The cost of guessing
When engineers develop a new metal printing process, the standard approach is trial-and-error. Print a test piece. Inspect it. Adjust the parameters. Print again. Repeat until the result is acceptable.
Industry data shows that this takes 8 to 12 test prints per new part type on average. Each failed print wastes material, machine time, and engineering hours. At typical rates, development costs can add up to €34,000 to €84,000 per part type.*
What simulation can change
Instead of running every parameter combination on the machine, you run them in simulation first. An overnight run on cloud GPUs can evaluate 25 to 125 different parameter sets: laser power, scan speed, layer height, and hatch spacing in every combination that matters.
The simulation shows what happens in each case: melt pool shape, temperature distribution, solidification behavior, defect formation. You can see which parameters produce stable tracks and which ones lead to porosity or lack of fusion.
A model calculation
Based on industry averages, the following scenario can be derived:
- Test prints could drop from 8-12 to 2-3, because only parameters that simulation has already identified as promising are printed
- Development time could shrink from months to weeks, because the simulation runs overnight instead of over weeks of machine time
- Material waste could drop by up to 75%, because fewer failed prints means less scrap metal
For a company developing 3 new part types per year, this scenario would result in annual savings in the six-figure range.

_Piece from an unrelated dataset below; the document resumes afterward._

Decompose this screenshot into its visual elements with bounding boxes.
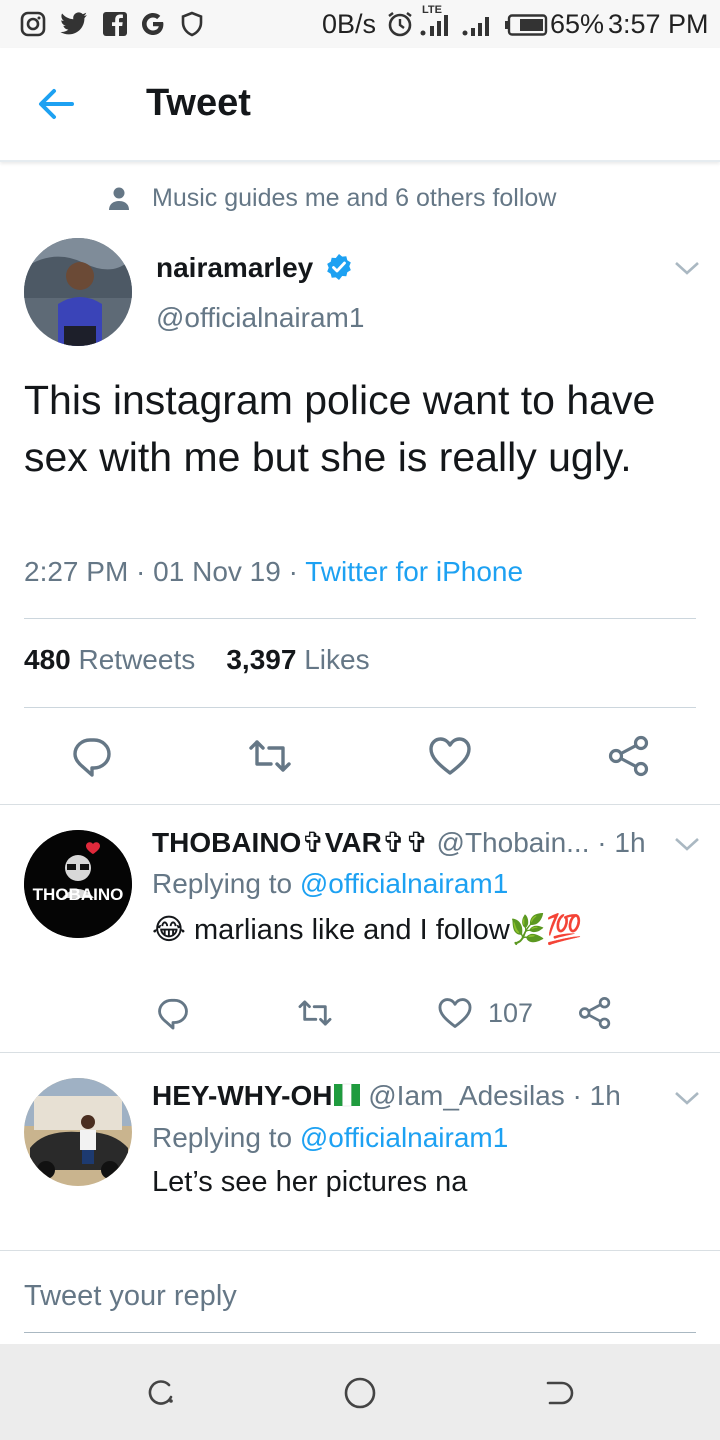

These numbers are a model calculation, not a validated result. Actual savings depend on material, process type, and part complexity. This is exactly what we aim to validate with real data in our first pilot projects.
The bottom line
Simulation does not eliminate physical testing. You still need validation prints. But instead of using the machine as your search tool, you use it as your confirmation tool. The expensive exploration happens in software. The machine only runs the parameters that simulation has already identified as promising.
That is a fundamentally different way to develop processes.
*Industry averages based on conversations with AM users and published literature.